Many-to-one relationships. A single Stripe customer can have multiple subscriptions. A single Intercom contact can have dozens of conversations. When mapping many records to one CRM contact, decide your aggregation strategy upfront:
Scenario | Strategy | Example |
|---|---|---|
Multiple subscriptions | Sync the most recent active | Latest |
Multiple conversations | Count or sync latest |
|
Multiple charges | Aggregate | Sum of |
Multiple email addresses | Pick primary |
|
Null and empty values. Define behavior upfront. When a source field is null, should the sync skip the field (preserve the destination value), write null (clear the destination), or write a default? For most operational fields, "skip if null" is the safest default. Overwriting a known value with null because Stripe doesn't have it yet is worse than keeping stale data.
Automate your data mapping process with Oneprofile
Manual mapping works once. Automated mapping works forever. Oneprofile handles the entire workflow described in this guide.
1. Connect your tools. Authenticate with API keys or OAuth. Oneprofile validates each connection against the live API.
2. Select record types. Choose which records to map: contacts, companies, deals. Use email as the matching key.
3. Map fields visually. Drag source fields to destination fields. Oneprofile shows field types side by side and flags mismatches. Custom properties get created automatically in the destination with the correct type.
4. Choose sync mode. Update or Create for enriching existing records and adding new ones. Mirror for keeping the destination an exact copy of the source. Update for enriching without creating.
5. Set a schedule and run. Every 15 minutes for operational data. The first sync backfills all historical records. Subsequent syncs are incremental: only changed fields propagate, tracked at the property level. When a record fails (type mismatch, rate limit, API error), it lands in the dead letter queue for investigation, not silent data loss.
What enterprise guides describe as a six-month project takes an afternoon when you are mapping between SaaS tools you already use. No warehouse, no SQL, no data engineering team required. Start syncing free.
How long does the data mapping process take for SaaS tools?
Under two hours for your first tool pair. Auditing fields takes 20 minutes, matching source to destination takes 15, configuring sync takes 15, and validating takes 10. Each additional tool pair adds about 30 minutes.
Do I need SQL or code to map customer data across tools?

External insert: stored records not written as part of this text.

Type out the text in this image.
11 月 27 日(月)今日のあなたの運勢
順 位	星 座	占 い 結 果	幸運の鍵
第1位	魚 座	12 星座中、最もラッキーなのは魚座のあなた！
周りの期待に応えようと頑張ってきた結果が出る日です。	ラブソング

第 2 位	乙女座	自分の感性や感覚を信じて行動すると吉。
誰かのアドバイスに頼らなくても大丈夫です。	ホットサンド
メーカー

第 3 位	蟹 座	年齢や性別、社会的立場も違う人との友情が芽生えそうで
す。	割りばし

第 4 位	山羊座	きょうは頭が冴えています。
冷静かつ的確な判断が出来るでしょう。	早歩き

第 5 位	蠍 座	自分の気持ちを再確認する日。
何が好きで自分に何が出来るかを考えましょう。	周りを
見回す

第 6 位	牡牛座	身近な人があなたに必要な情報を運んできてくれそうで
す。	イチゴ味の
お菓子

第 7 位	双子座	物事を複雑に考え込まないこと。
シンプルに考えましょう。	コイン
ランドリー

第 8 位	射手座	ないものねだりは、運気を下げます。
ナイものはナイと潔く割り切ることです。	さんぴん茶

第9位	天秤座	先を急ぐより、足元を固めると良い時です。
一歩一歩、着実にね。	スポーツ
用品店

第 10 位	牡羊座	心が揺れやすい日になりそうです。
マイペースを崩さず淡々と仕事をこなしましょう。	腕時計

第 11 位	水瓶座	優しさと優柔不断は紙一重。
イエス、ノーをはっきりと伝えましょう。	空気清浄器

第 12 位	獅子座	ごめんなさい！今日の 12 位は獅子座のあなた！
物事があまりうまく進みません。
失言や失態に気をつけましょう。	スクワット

No. Visual field mapping tools let you drag source fields to destination fields without code. Type conversions and format handling happen automatically. SQL is only needed if you route data through a warehouse.
What is the best matching key for data mapping across SaaS tools?
Email address. Most SaaS tools store customer email, making it the natural key for linking records across CRM, billing, support, and marketing tools. Use a secondary key like customer ID for tools that don't store email.
What happens when source and destination field types don't match?
Type-aware mapping tools convert automatically. Dates get reformatted, currencies get normalized, and enums get translated. When a conversion fails, the record lands in a dead letter queue for investigation instead of syncing bad data.
Can I map fields between more than two tools at once?
Yes. Set up one sync config per tool pair. Most teams start with billing-to-CRM, then add support-to-CRM and database-to-CRM. Each config maps its own fields independently.